# Okaloosa Island pier - nice king



## Nicevilleski

This pic was posted on the pier website.....http://www.okaloosaislandpier.blogspot.com/


----------



## surfstryker

Wow, thats a smoker.


----------



## troutslayer31

that's ms pat's 43 pounder. congrats ms pat:clap


----------



## collinscraft2

Thats huge, I only dream about a fish that size!!


----------



## John B.

Ms. Pat will be making mackerel salad for the next 3 weeks!!!

nice king Ms. Pat!!!:bowdown


----------



## stvtackett

this one is better..


----------



## Tyler Massey

Ms. Pat has got to be the coolest g-ma ever!!!! 
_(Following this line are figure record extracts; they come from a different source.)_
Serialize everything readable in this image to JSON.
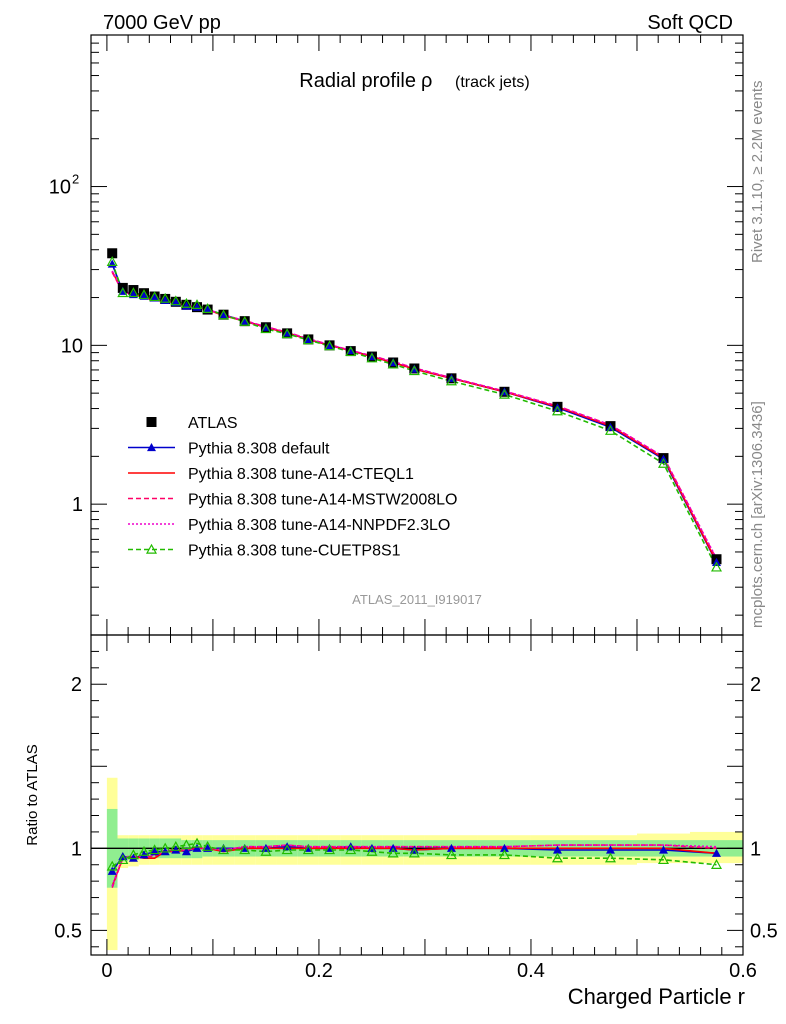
{
  "header": {
    "left": "7000 GeV pp",
    "right": "Soft QCD"
  },
  "side_text": {
    "rivet": "Rivet 3.1.10, ≥ 2.2M events",
    "mcplots": "mcplots.cern.ch [arXiv:1306.3436]"
  },
  "plot_title": {
    "main": "Radial profile",
    "symbol": "ρ",
    "suffix": "(track jets)"
  },
  "analysis_id": "ATLAS_2011_I919017",
  "chart_data": [
    {
      "type": "line",
      "title": "Radial profile ρ (track jets)",
      "xlabel": "",
      "ylabel": "",
      "yscale": "log",
      "xlim": [
        -0.015,
        0.6
      ],
      "ylim": [
        0.15,
        900
      ],
      "yticks_labeled": [
        {
          "v": 1,
          "label": "1"
        },
        {
          "v": 10,
          "label": "10"
        },
        {
          "v": 100,
          "label": "10",
          "sup": "2"
        }
      ],
      "legend_placement": "center-left",
      "x": [
        0.005,
        0.015,
        0.025,
        0.035,
        0.045,
        0.055,
        0.065,
        0.075,
        0.085,
        0.095,
        0.11,
        0.13,
        0.15,
        0.17,
        0.19,
        0.21,
        0.23,
        0.25,
        0.27,
        0.29,
        0.325,
        0.375,
        0.425,
        0.475,
        0.525,
        0.575
      ],
      "series": [
        {
          "name": "ATLAS",
          "color": "#000000",
          "style": "marker-square",
          "values": [
            38,
            23,
            22.3,
            21.3,
            20.3,
            19.6,
            18.8,
            18,
            17.4,
            16.8,
            15.6,
            14.2,
            13,
            11.9,
            10.9,
            10,
            9.2,
            8.5,
            7.8,
            7.15,
            6.2,
            5.1,
            4.1,
            3.1,
            1.95,
            0.45
          ]
        },
        {
          "name": "Pythia 8.308 default",
          "color": "#0000cc",
          "style": "solid-triangle",
          "values": [
            32.5,
            21.9,
            20.9,
            20.4,
            19.9,
            19.2,
            18.6,
            17.7,
            17.4,
            16.8,
            15.6,
            14.2,
            13,
            12,
            10.9,
            10,
            9.3,
            8.5,
            7.8,
            7.1,
            6.2,
            5.1,
            4.05,
            3.05,
            1.92,
            0.43
          ]
        },
        {
          "name": "Pythia 8.308 tune-A14-CTEQL1",
          "color": "#ff0000",
          "style": "solid",
          "values": [
            29.2,
            21.7,
            21.1,
            20.1,
            19.1,
            19.1,
            18.5,
            17.8,
            17.4,
            16.8,
            15.4,
            14.2,
            13,
            12,
            10.9,
            10,
            9.25,
            8.5,
            7.8,
            7.1,
            6.2,
            5.1,
            4.1,
            3.1,
            1.95,
            0.435
          ]
        },
        {
          "name": "Pythia 8.308 tune-A14-MSTW2008LO",
          "color": "#ff0066",
          "style": "dashed",
          "values": [
            28.9,
            21.6,
            21.1,
            20.2,
            19.3,
            19.3,
            18.6,
            17.8,
            17.4,
            16.8,
            15.5,
            14.3,
            13.1,
            12.1,
            11,
            10.1,
            9.3,
            8.6,
            7.9,
            7.2,
            6.25,
            5.15,
            4.15,
            3.15,
            1.99,
            0.45
          ]
        },
        {
          "name": "Pythia 8.308 tune-A14-NNPDF2.3LO",
          "color": "#ee00cc",
          "style": "dotted",
          "values": [
            29.4,
            21.8,
            21.2,
            20.3,
            19.4,
            19.3,
            18.7,
            17.9,
            17.5,
            16.9,
            15.5,
            14.3,
            13.1,
            12.1,
            11,
            10.1,
            9.3,
            8.6,
            7.9,
            7.2,
            6.25,
            5.15,
            4.15,
            3.15,
            1.99,
            0.455
          ]
        },
        {
          "name": "Pythia 8.308 tune-CUETP8S1",
          "color": "#22bb00",
          "style": "dashed-open-triangle",
          "values": [
            33.6,
            21.4,
            21.4,
            20.8,
            20.2,
            19.7,
            19,
            18.3,
            18,
            17,
            15.5,
            14.1,
            12.7,
            11.8,
            10.8,
            9.9,
            9.1,
            8.3,
            7.6,
            6.9,
            5.95,
            4.9,
            3.85,
            2.9,
            1.8,
            0.4
          ]
        }
      ]
    },
    {
      "type": "line",
      "title": "",
      "xlabel": "Charged Particle r",
      "ylabel": "Ratio to ATLAS",
      "xlim": [
        -0.015,
        0.6
      ],
      "ylim": [
        0.35,
        2.3
      ],
      "yticks_labeled": [
        {
          "v": 0.5,
          "label": "0.5"
        },
        {
          "v": 1,
          "label": "1"
        },
        {
          "v": 2,
          "label": "2"
        }
      ],
      "xticks_labeled": [
        {
          "v": 0,
          "label": "0"
        },
        {
          "v": 0.2,
          "label": "0.2"
        },
        {
          "v": 0.4,
          "label": "0.4"
        },
        {
          "v": 0.6,
          "label": "0.6"
        }
      ],
      "reference_line": 1,
      "bands": {
        "x_edges": [
          0,
          0.01,
          0.02,
          0.03,
          0.04,
          0.05,
          0.06,
          0.07,
          0.08,
          0.09,
          0.1,
          0.12,
          0.14,
          0.16,
          0.18,
          0.2,
          0.22,
          0.24,
          0.26,
          0.28,
          0.3,
          0.35,
          0.4,
          0.45,
          0.5,
          0.55,
          0.6
        ],
        "inner": {
          "color": "#90ee90",
          "lo": [
            0.76,
            0.92,
            0.93,
            0.94,
            0.94,
            0.94,
            0.94,
            0.94,
            0.94,
            0.95,
            0.95,
            0.95,
            0.95,
            0.95,
            0.95,
            0.95,
            0.95,
            0.95,
            0.95,
            0.95,
            0.95,
            0.95,
            0.95,
            0.95,
            0.95,
            0.95
          ],
          "hi": [
            1.24,
            1.06,
            1.06,
            1.06,
            1.06,
            1.06,
            1.06,
            1.05,
            1.05,
            1.05,
            1.05,
            1.05,
            1.05,
            1.05,
            1.05,
            1.05,
            1.05,
            1.05,
            1.05,
            1.05,
            1.05,
            1.05,
            1.05,
            1.05,
            1.05,
            1.05
          ]
        },
        "outer": {
          "color": "#ffff99",
          "lo": [
            0.38,
            0.88,
            0.89,
            0.9,
            0.9,
            0.9,
            0.9,
            0.9,
            0.9,
            0.9,
            0.9,
            0.9,
            0.9,
            0.9,
            0.9,
            0.9,
            0.9,
            0.9,
            0.9,
            0.9,
            0.9,
            0.9,
            0.9,
            0.9,
            0.91,
            0.91
          ],
          "hi": [
            1.43,
            1.08,
            1.08,
            1.08,
            1.08,
            1.08,
            1.08,
            1.08,
            1.08,
            1.08,
            1.08,
            1.08,
            1.08,
            1.08,
            1.08,
            1.08,
            1.08,
            1.08,
            1.08,
            1.08,
            1.08,
            1.08,
            1.08,
            1.08,
            1.09,
            1.1
          ]
        }
      },
      "x": [
        0.005,
        0.015,
        0.025,
        0.035,
        0.045,
        0.055,
        0.065,
        0.075,
        0.085,
        0.095,
        0.11,
        0.13,
        0.15,
        0.17,
        0.19,
        0.21,
        0.23,
        0.25,
        0.27,
        0.29,
        0.325,
        0.375,
        0.425,
        0.475,
        0.525,
        0.575
      ],
      "series": [
        {
          "name": "Pythia 8.308 default",
          "color": "#0000cc",
          "style": "solid-triangle",
          "values": [
            0.86,
            0.95,
            0.94,
            0.96,
            0.98,
            0.98,
            0.99,
            0.98,
            1.0,
            1.0,
            1.0,
            1.0,
            1.0,
            1.01,
            1.0,
            1.0,
            1.01,
            1.0,
            1.0,
            0.99,
            1.0,
            1.0,
            0.99,
            0.99,
            0.99,
            0.97
          ]
        },
        {
          "name": "Pythia 8.308 tune-A14-CTEQL1",
          "color": "#ff0000",
          "style": "solid",
          "values": [
            0.77,
            0.94,
            0.95,
            0.94,
            0.94,
            0.98,
            0.98,
            0.99,
            1.0,
            1.0,
            0.98,
            1.0,
            1.0,
            1.0,
            1.0,
            1.0,
            1.0,
            1.0,
            1.0,
            0.99,
            1.0,
            1.0,
            1.0,
            1.0,
            1.0,
            0.97
          ]
        },
        {
          "name": "Pythia 8.308 tune-A14-MSTW2008LO",
          "color": "#ff0066",
          "style": "dashed",
          "values": [
            0.76,
            0.94,
            0.95,
            0.95,
            0.95,
            0.99,
            0.99,
            0.99,
            1.0,
            1.0,
            0.99,
            1.01,
            1.01,
            1.02,
            1.01,
            1.01,
            1.01,
            1.01,
            1.01,
            1.01,
            1.01,
            1.01,
            1.02,
            1.02,
            1.02,
            1.0
          ]
        },
        {
          "name": "Pythia 8.308 tune-A14-NNPDF2.3LO",
          "color": "#ee00cc",
          "style": "dotted",
          "values": [
            0.77,
            0.95,
            0.95,
            0.95,
            0.96,
            0.98,
            0.99,
            0.99,
            1.0,
            1.0,
            0.99,
            1.01,
            1.01,
            1.02,
            1.01,
            1.01,
            1.01,
            1.01,
            1.01,
            1.01,
            1.01,
            1.01,
            1.02,
            1.02,
            1.02,
            1.01
          ]
        },
        {
          "name": "Pythia 8.308 tune-CUETP8S1",
          "color": "#22bb00",
          "style": "dashed-open-triangle",
          "values": [
            0.89,
            0.93,
            0.96,
            0.98,
            0.99,
            1.0,
            1.01,
            1.02,
            1.03,
            1.01,
            0.99,
            0.99,
            0.98,
            0.99,
            0.99,
            0.99,
            0.99,
            0.98,
            0.97,
            0.97,
            0.96,
            0.96,
            0.94,
            0.94,
            0.93,
            0.9
          ]
        }
      ]
    }
  ]
}
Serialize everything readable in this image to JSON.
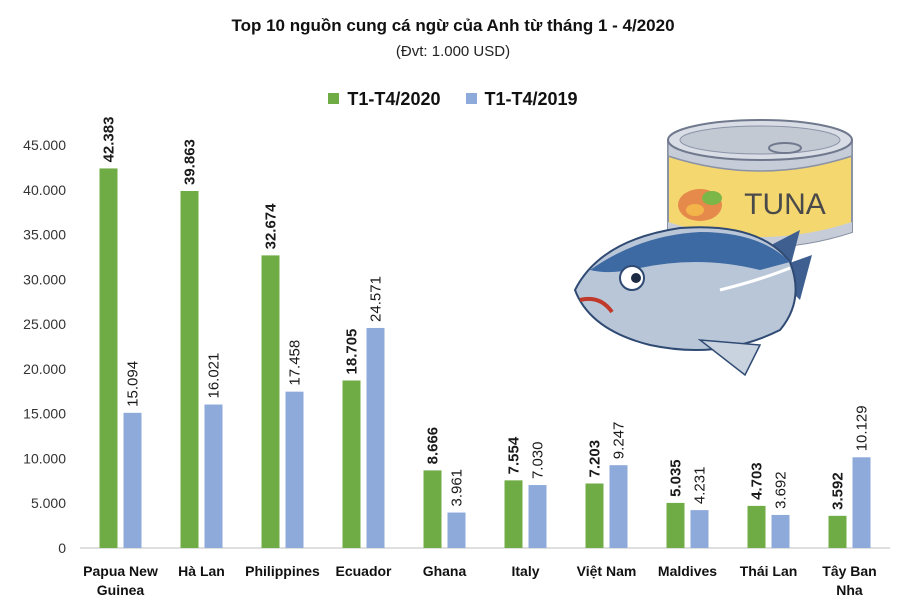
{
  "header": {
    "title": "Top 10 nguồn cung cá ngừ của Anh từ tháng 1 - 4/2020",
    "subtitle": "(Đvt: 1.000 USD)"
  },
  "illustration": {
    "can_label": "TUNA"
  },
  "colors": {
    "series_2020": "#6fac46",
    "series_2019": "#8eaadb"
  },
  "chart_data": {
    "type": "bar",
    "categories": [
      "Papua New Guinea",
      "Hà Lan",
      "Philippines",
      "Ecuador",
      "Ghana",
      "Italy",
      "Việt Nam",
      "Maldives",
      "Thái Lan",
      "Tây Ban Nha"
    ],
    "category_lines": [
      [
        "Papua New",
        "Guinea"
      ],
      [
        "Hà Lan"
      ],
      [
        "Philippines"
      ],
      [
        "Ecuador"
      ],
      [
        "Ghana"
      ],
      [
        "Italy"
      ],
      [
        "Việt Nam"
      ],
      [
        "Maldives"
      ],
      [
        "Thái Lan"
      ],
      [
        "Tây Ban",
        "Nha"
      ]
    ],
    "series": [
      {
        "name": "T1-T4/2020",
        "values": [
          42383,
          39863,
          32674,
          18705,
          8666,
          7554,
          7203,
          5035,
          4703,
          3592
        ],
        "labels": [
          "42.383",
          "39.863",
          "32.674",
          "18.705",
          "8.666",
          "7.554",
          "7.203",
          "5.035",
          "4.703",
          "3.592"
        ]
      },
      {
        "name": "T1-T4/2019",
        "values": [
          15094,
          16021,
          17458,
          24571,
          3961,
          7030,
          9247,
          4231,
          3692,
          10129
        ],
        "labels": [
          "15.094",
          "16.021",
          "17.458",
          "24.571",
          "3.961",
          "7.030",
          "9.247",
          "4.231",
          "3.692",
          "10.129"
        ]
      }
    ],
    "yticks": [
      0,
      5000,
      10000,
      15000,
      20000,
      25000,
      30000,
      35000,
      40000,
      45000
    ],
    "ytick_labels": [
      "0",
      "5.000",
      "10.000",
      "15.000",
      "20.000",
      "25.000",
      "30.000",
      "35.000",
      "40.000",
      "45.000"
    ],
    "ylim": [
      0,
      45000
    ],
    "legend_position": "top-center",
    "grid": false
  }
}
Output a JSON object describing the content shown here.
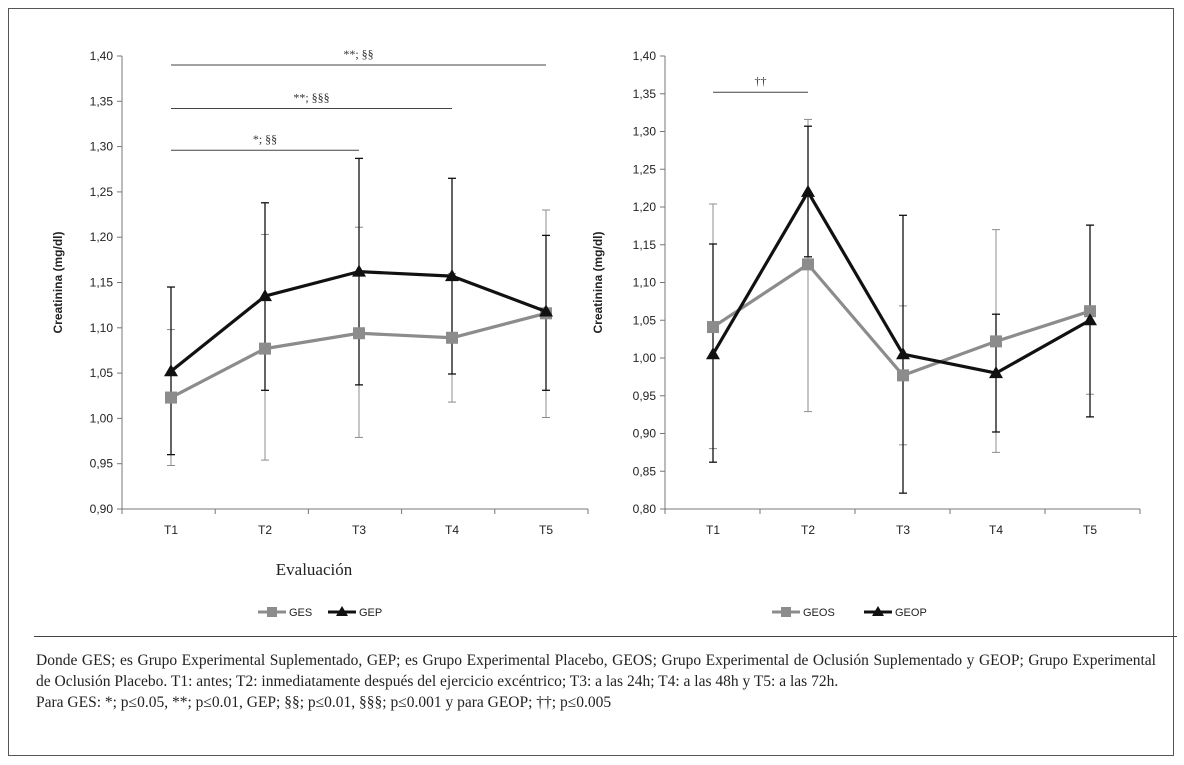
{
  "chart_data": [
    {
      "type": "line",
      "title": "",
      "xlabel": "Evaluación",
      "ylabel": "Creatinina (mg/dl)",
      "ylim": [
        0.9,
        1.4
      ],
      "yticks": [
        0.9,
        0.95,
        1.0,
        1.05,
        1.1,
        1.15,
        1.2,
        1.25,
        1.3,
        1.35,
        1.4
      ],
      "ytick_labels": [
        "0,90",
        "0,95",
        "1,00",
        "1,05",
        "1,10",
        "1,15",
        "1,20",
        "1,25",
        "1,30",
        "1,35",
        "1,40"
      ],
      "categories": [
        "T1",
        "T2",
        "T3",
        "T4",
        "T5"
      ],
      "legend_position": "bottom",
      "grid": false,
      "series": [
        {
          "name": "GES",
          "marker": "square",
          "color": "#8c8c8c",
          "values": [
            1.023,
            1.077,
            1.094,
            1.089,
            1.116
          ],
          "err_low": [
            0.948,
            0.954,
            0.979,
            1.018,
            1.001
          ],
          "err_high": [
            1.098,
            1.203,
            1.211,
            1.16,
            1.23
          ]
        },
        {
          "name": "GEP",
          "marker": "triangle",
          "color": "#111111",
          "values": [
            1.052,
            1.135,
            1.162,
            1.157,
            1.118
          ],
          "err_low": [
            0.96,
            1.031,
            1.037,
            1.049,
            1.031
          ],
          "err_high": [
            1.145,
            1.238,
            1.287,
            1.265,
            1.202
          ]
        }
      ],
      "annotations": [
        {
          "text": "**; §§",
          "from": "T1",
          "to": "T5",
          "y": 1.39
        },
        {
          "text": "**; §§§",
          "from": "T1",
          "to": "T4",
          "y": 1.342
        },
        {
          "text": "*; §§",
          "from": "T1",
          "to": "T3",
          "y": 1.296
        }
      ]
    },
    {
      "type": "line",
      "title": "",
      "xlabel": "",
      "ylabel": "Creatinina (mg/dl)",
      "ylim": [
        0.8,
        1.4
      ],
      "yticks": [
        0.8,
        0.85,
        0.9,
        0.95,
        1.0,
        1.05,
        1.1,
        1.15,
        1.2,
        1.25,
        1.3,
        1.35,
        1.4
      ],
      "ytick_labels": [
        "0,80",
        "0,85",
        "0,90",
        "0,95",
        "1,00",
        "1,05",
        "1,10",
        "1,15",
        "1,20",
        "1,25",
        "1,30",
        "1,35",
        "1,40"
      ],
      "categories": [
        "T1",
        "T2",
        "T3",
        "T4",
        "T5"
      ],
      "legend_position": "bottom",
      "grid": false,
      "series": [
        {
          "name": "GEOS",
          "marker": "square",
          "color": "#8c8c8c",
          "values": [
            1.041,
            1.124,
            0.977,
            1.022,
            1.062
          ],
          "err_low": [
            0.88,
            0.929,
            0.885,
            0.875,
            0.952
          ],
          "err_high": [
            1.204,
            1.316,
            1.069,
            1.17,
            1.176
          ]
        },
        {
          "name": "GEOP",
          "marker": "triangle",
          "color": "#111111",
          "values": [
            1.005,
            1.22,
            1.005,
            0.98,
            1.05
          ],
          "err_low": [
            0.862,
            1.134,
            0.821,
            0.902,
            0.922
          ],
          "err_high": [
            1.151,
            1.307,
            1.189,
            1.058,
            1.176
          ]
        }
      ],
      "annotations": [
        {
          "text": "††",
          "from": "T1",
          "to": "T2",
          "y": 1.352
        }
      ]
    }
  ],
  "caption": {
    "line1": "Donde GES; es Grupo Experimental Suplementado, GEP; es Grupo Experimental Placebo, GEOS; Grupo Experimental de Oclusión Suplementado y GEOP; Grupo Experimental de Oclusión Placebo. T1: antes; T2: inmediatamente después del ejercicio excéntrico; T3: a las 24h; T4: a las 48h y T5: a las 72h.",
    "line2": "Para GES: *; p≤0.05, **; p≤0.01, GEP; §§; p≤0.01, §§§; p≤0.001 y para GEOP; ††; p≤0.005"
  }
}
She has a cold Bush to celebrate!!


----------



## stvtackett

ya gotta love the combo also, rolllllllllll tide roll..


----------



## kingling

ms pat is awesome 

and like john said she will be busy making mack salad for a while 

i think they said that fish was caught on 27 sevenstrand with a #2[4x] hook


----------



## Redfish

Ms Pat Is one class act lady,:bowdown She's already dropped some dip by the Store,!! Thanks Ms Pat!!!


----------



## Dylan

Ms. Pat! You are the best! Way to go..Now that you beat my record for the year you can stop embarrassing me..Just like you did the other morning in the rain..Like Ty said Mack Salad for weeks!


----------